Considering I have the following array:
int * a = new int[1000]; I would like to pass this array to a function by reference. If I would be calling this function from main:
int main() { int * a = new int[1000]; func(a); //print the elements of the array for(int i=1;i<=sizeof(a);i++) cout<<a[i]<<" "; return 0; } My function would be:
void func( ??? ) { //write some elements in the array for(int i=1;i<=sizeof(a);i++) a[i]=i; } How do I have to declare func?

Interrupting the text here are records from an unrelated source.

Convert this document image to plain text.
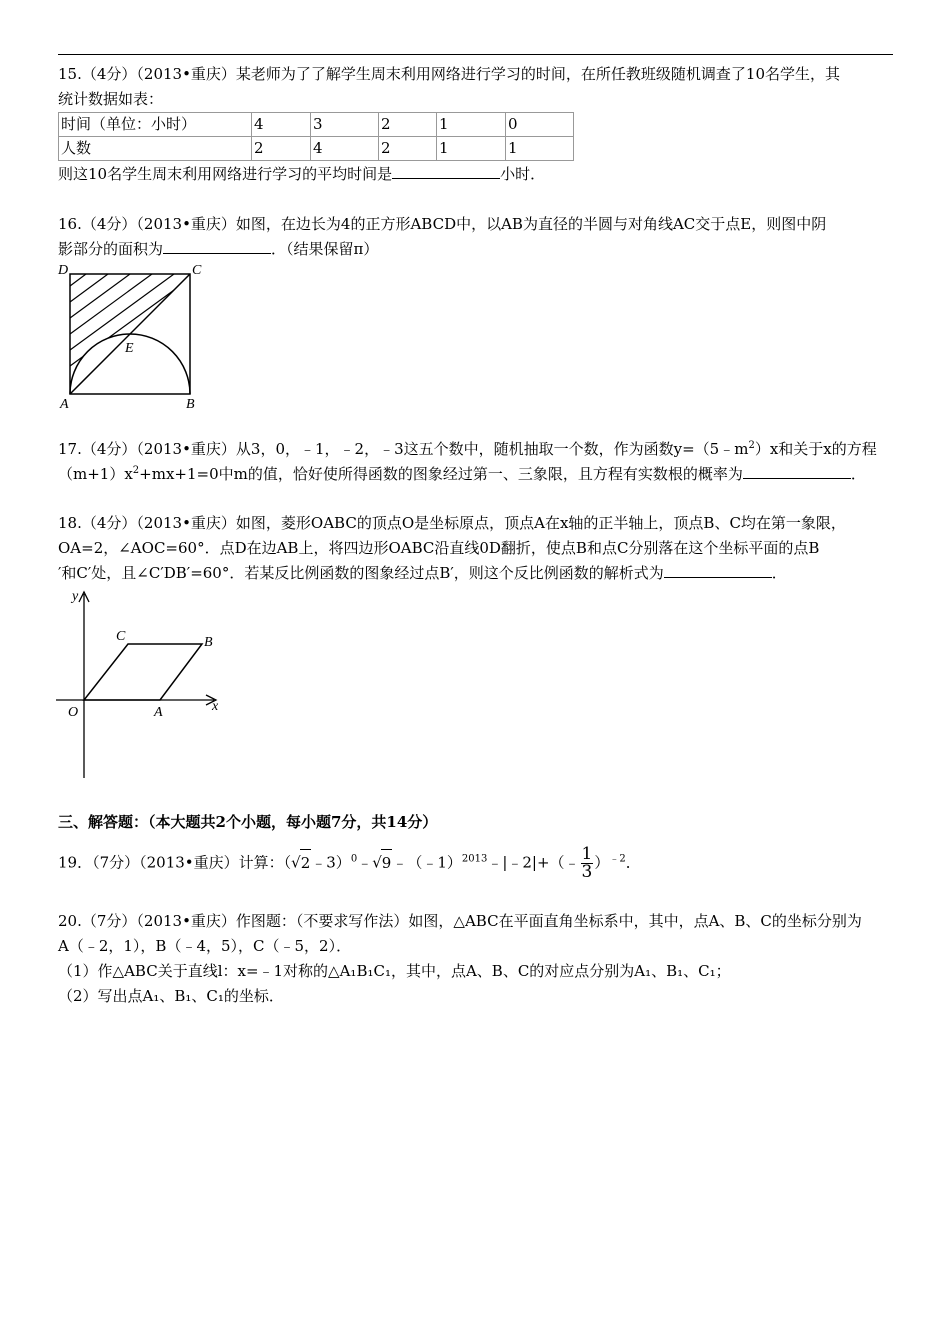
15.（4分）（2013•重庆）某老师为了了解学生周末利用网络进行学习的时间，在所任教班级随机调查了10名学生，其
统计数据如表：
时间（单位：小时）	4	3	2	1	0
人数	2	4	2	1	1
则这10名学生周末利用网络进行学习的平均时间是	小时．
16.（4分）（2013•重庆）如图，在边长为4的正方形ABCD中，以AB为直径的半圆与对角线AC交于点E，则图中阴
影部分的面积为	．（结果保留π）
D	C
E
A	B
17.（4分）（2013•重庆）从3，0，﹣1，﹣2，﹣3这五个数中，随机抽取一个数，作为函数$y=(5﹣m^2)x$和关于x的方程
$(m+1)x^2+mx+1=0$中m的值，恰好使所得函数的图象经过第一、三象限，且方程有实数根的概率为	．
18.（4分）（2013•重庆）如图，菱形OABC的顶点O是坐标原点，顶点A在x轴的正半轴上，顶点B、C均在第一象限，
OA=2，∠AOC=60°．点D在边AB上，将四边形OABC沿直线0D翻折，使点B和点C分别落在这个坐标平面的点B
′和C′处，且∠C′DB′=60°．若某反比例函数的图象经过点B′，则这个反比例函数的解析式为	．
y
x
O	A
B
C
三、解答题：（本大题共2个小题，每小题7分，共14分）
19．（7分）（2013•重庆）计算：（√2﹣3）$^0$﹣√9﹣（﹣1）$^{2013}$﹣|﹣2|+（﹣ $\frac{1}{3} )^{﹣2}$．
20.（7分）（2013•重庆）作图题：（不要求写作法）如图，△ABC在平面直角坐标系中，其中，点A、B、C的坐标分别为
A（﹣2，1），B（﹣4，5），C（﹣5，2）．
（1）作△ABC关于直线l：x=﹣1对称的△A₁B₁C₁，其中，点A、B、C的对应点分别为A₁、B₁、C₁；
（2）写出点A₁、B₁、C₁的坐标．
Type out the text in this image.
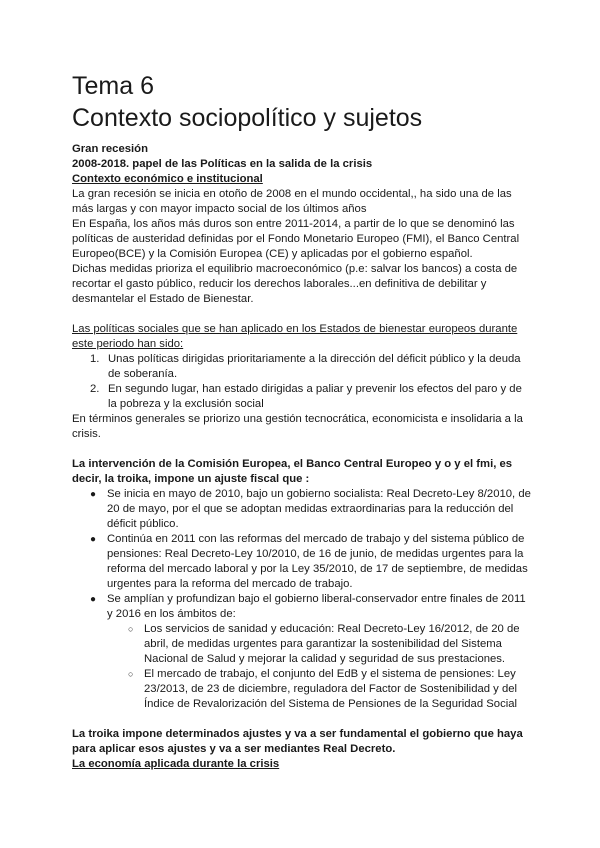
Tema 6
Contexto sociopolítico y sujetos

Gran recesión

2008-2018. papel de las Políticas en la salida de la crisis

Contexto económico e institucional

La gran recesión se inicia en otoño de 2008 en el mundo occidental,, ha sido una de las más largas y con mayor impacto social de los últimos años

En España, los años más duros son entre 2011-2014, a partir de lo que se denominó las políticas de austeridad definidas por el Fondo Monetario Europeo (FMI), el Banco Central Europeo(BCE) y la Comisión Europea (CE) y aplicadas por el gobierno español.

Dichas medidas prioriza el equilibrio macroeconómico (p.e: salvar los bancos) a costa de recortar el gasto público, reducir los derechos laborales...en definitiva de debilitar y desmantelar el Estado de Bienestar.

Las políticas sociales que se han aplicado en los Estados de bienestar europeos durante este periodo han sido:

1. Unas políticas dirigidas prioritariamente a la dirección del déficit público y la deuda de soberanía.
2. En segundo lugar, han estado dirigidas a paliar y prevenir los efectos del paro y de la pobreza y la exclusión social

En términos generales se priorizo una gestión tecnocrática, economicista e insolidaria a la crisis.

La intervención de la Comisión Europea, el Banco Central Europeo y o y el fmi, es decir, la troika, impone un ajuste fiscal que :

● Se inicia en mayo de 2010, bajo un gobierno socialista: Real Decreto-Ley 8/2010, de 20 de mayo, por el que se adoptan medidas extraordinarias para la reducción del déficit público.
● Continúa en 2011 con las reformas del mercado de trabajo y del sistema público de pensiones: Real Decreto-Ley 10/2010, de 16 de junio, de medidas urgentes para la reforma del mercado laboral y por la Ley 35/2010, de 17 de septiembre, de medidas urgentes para la reforma del mercado de trabajo.
● Se amplían y profundizan bajo el gobierno liberal-conservador entre finales de 2011 y 2016 en los ámbitos de:
○ Los servicios de sanidad y educación: Real Decreto-Ley 16/2012, de 20 de abril, de medidas urgentes para garantizar la sostenibilidad del Sistema Nacional de Salud y mejorar la calidad y seguridad de sus prestaciones.
○ El mercado de trabajo, el conjunto del EdB y el sistema de pensiones: Ley 23/2013, de 23 de diciembre, reguladora del Factor de Sostenibilidad y del Índice de Revalorización del Sistema de Pensiones de la Seguridad Social

La troika impone determinados ajustes y va a ser fundamental el gobierno que haya para aplicar esos ajustes y va a ser mediantes Real Decreto.

La economía aplicada durante la crisis
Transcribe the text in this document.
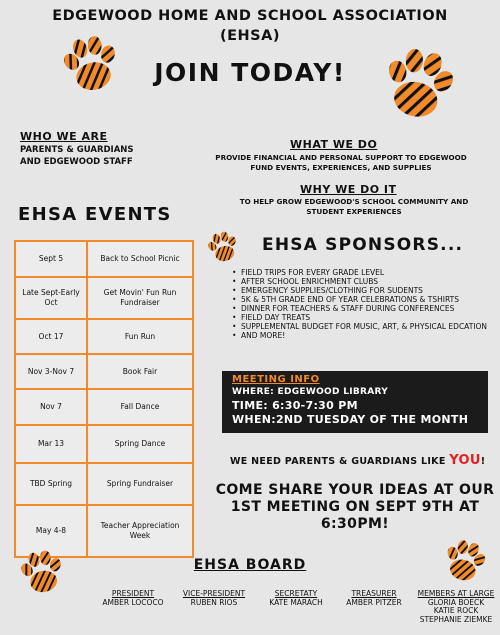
EDGEWOOD HOME AND SCHOOL ASSOCIATION
(EHSA)
JOIN TODAY!
WHO WE ARE
PARENTS & GUARDIANS
AND EDGEWOOD STAFF
WHAT WE DO
PROVIDE FINANCIAL AND PERSONAL SUPPORT TO EDGEWOOD
FUND EVENTS, EXPERIENCES, AND SUPPLIES
WHY WE DO IT
TO HELP GROW EDGEWOOD'S SCHOOL COMMUNITY AND
STUDENT EXPERIENCES
EHSA EVENTS
Sept 5	Back to School Picnic
Late Sept-Early Oct	Get Movin' Fun Run Fundraiser
Oct 17	Fun Run
Nov 3-Nov 7	Book Fair
Nov 7	Fall Dance
Mar 13	Spring Dance
TBD Spring	Spring Fundraiser
May 4-8	Teacher Appreciation Week
EHSA SPONSORS...
• FIELD TRIPS FOR EVERY GRADE LEVEL
• AFTER SCHOOL ENRICHMENT CLUBS
• EMERGENCY SUPPLIES/CLOTHING FOR SUDENTS
• 5K & 5TH GRADE END OF YEAR CELEBRATIONS & TSHIRTS
• DINNER FOR TEACHERS & STAFF DURING CONFERENCES
• FIELD DAY TREATS
• SUPPLEMENTAL BUDGET FOR MUSIC, ART, & PHYSICAL EDCATION
• AND MORE!
MEETING INFO
WHERE: EDGEWOOD LIBRARY
TIME: 6:30-7:30 PM
WHEN:2ND TUESDAY OF THE MONTH
WE NEED PARENTS & GUARDIANS LIKE YOU!
COME SHARE YOUR IDEAS AT OUR
1ST MEETING ON SEPT 9TH AT
6:30PM!
EHSA BOARD
PRESIDENT
AMBER LOCOCO
VICE-PRESIDENT
RUBEN RIOS
SECRETATY
KATE MARACH
TREASURER
AMBER PITZER
MEMBERS AT LARGE
GLORIA BOECK
KATIE ROCK
STEPHANIE ZIEMKE
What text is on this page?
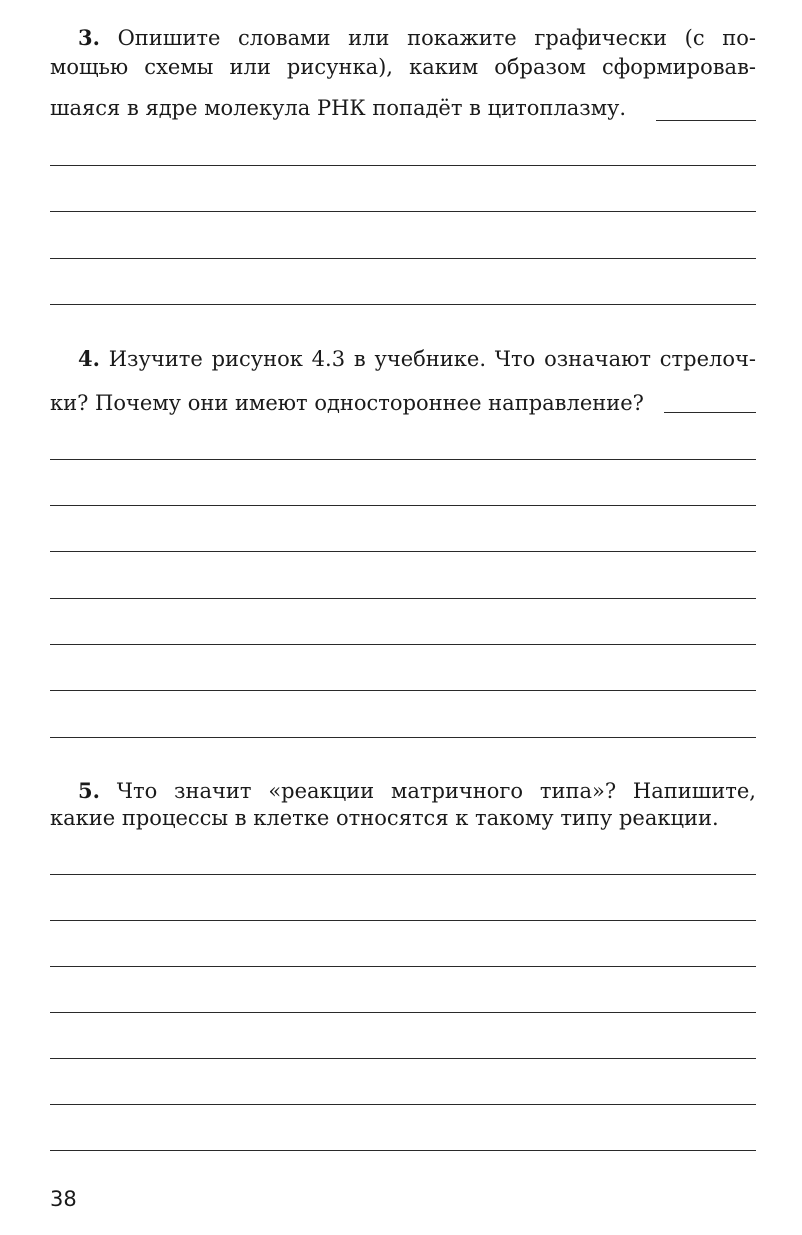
3. Опишите словами или покажите графически (с по-
мощью схемы или рисунка), каким образом сформировав-
шаяся в ядре молекула РНК попадёт в цитоплазму.
4. Изучите рисунок 4.3 в учебнике. Что означают стрелоч-
ки? Почему они имеют одностороннее направление?
5. Что значит «реакции матричного типа»? Напишите,
какие процессы в клетке относятся к такому типу реакции.
38
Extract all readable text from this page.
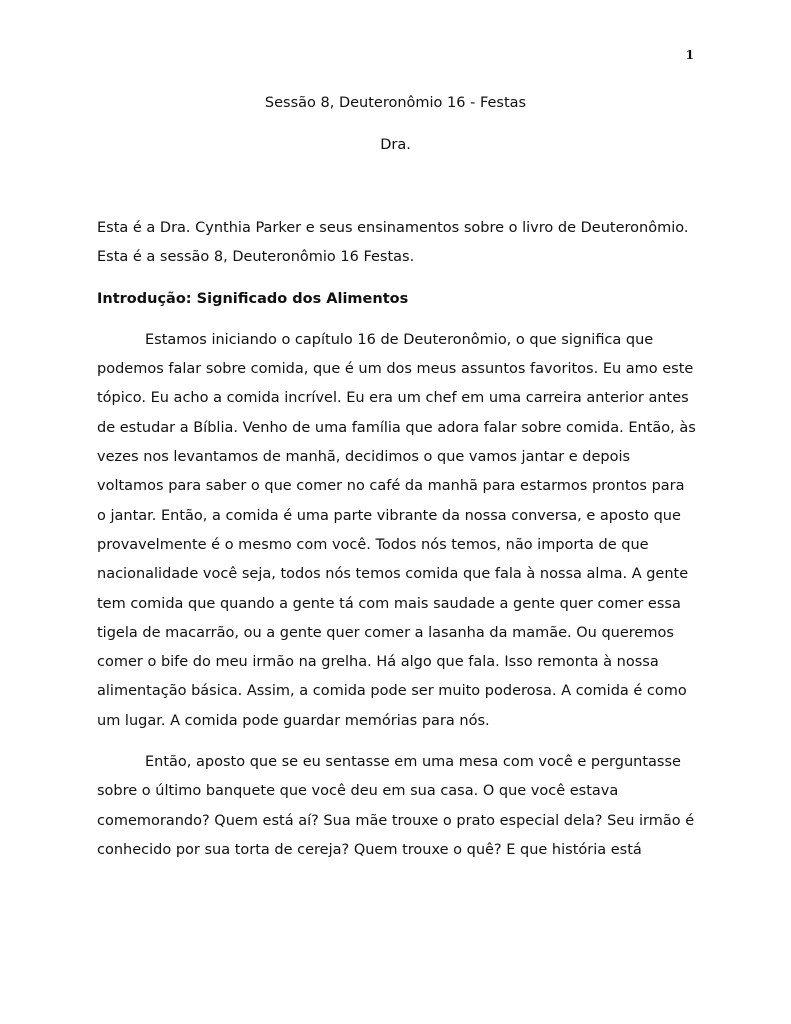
1
Sessão 8, Deuteronômio 16 - Festas
Dra.

Esta é a Dra. Cynthia Parker e seus ensinamentos sobre o livro de Deuteronômio. Esta é a sessão 8, Deuteronômio 16 Festas.

Introdução: Significado dos Alimentos

Estamos iniciando o capítulo 16 de Deuteronômio, o que significa que podemos falar sobre comida, que é um dos meus assuntos favoritos. Eu amo este tópico. Eu acho a comida incrível. Eu era um chef em uma carreira anterior antes de estudar a Bíblia. Venho de uma família que adora falar sobre comida. Então, às vezes nos levantamos de manhã, decidimos o que vamos jantar e depois voltamos para saber o que comer no café da manhã para estarmos prontos para o jantar. Então, a comida é uma parte vibrante da nossa conversa, e aposto que provavelmente é o mesmo com você. Todos nós temos, não importa de que nacionalidade você seja, todos nós temos comida que fala à nossa alma. A gente tem comida que quando a gente tá com mais saudade a gente quer comer essa tigela de macarrão, ou a gente quer comer a lasanha da mamãe. Ou queremos comer o bife do meu irmão na grelha. Há algo que fala. Isso remonta à nossa alimentação básica. Assim, a comida pode ser muito poderosa. A comida é como um lugar. A comida pode guardar memórias para nós.

Então, aposto que se eu sentasse em uma mesa com você e perguntasse sobre o último banquete que você deu em sua casa. O que você estava comemorando? Quem está aí? Sua mãe trouxe o prato especial dela? Seu irmão é conhecido por sua torta de cereja? Quem trouxe o quê? E que história está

Well the primary flaw is that sizeof(a) doesn't do what you think it does, if int * a; is passed to your function. It just calculates the size of the pointer variable itself at compile time. There's no information kept with the pointer that it was allocated using new int[1000]; and the size was 1000.
You need to pass the array size explicitly with an additional parameter, or better use std::vector<int> a(1000); at all.
You cannot just pass a, It should be,
func(a,1000); Your function will be,
void func( ??? ) --> `void func( int *a, size_t size)
a is a pointer, so sizeof(a) will (probably) be 8 bytes.The idea is to accept an array of integers of a certain size.
void func(int (&arr)[1000]) { // insert logic here } The above will only accept int arrays of size 1000 - no more, no less.
You are not passing an array, though. You're passing a pointer, so you need to pass the size:
void func(int *arr, size_t n) { // insert logic here }
std::vector?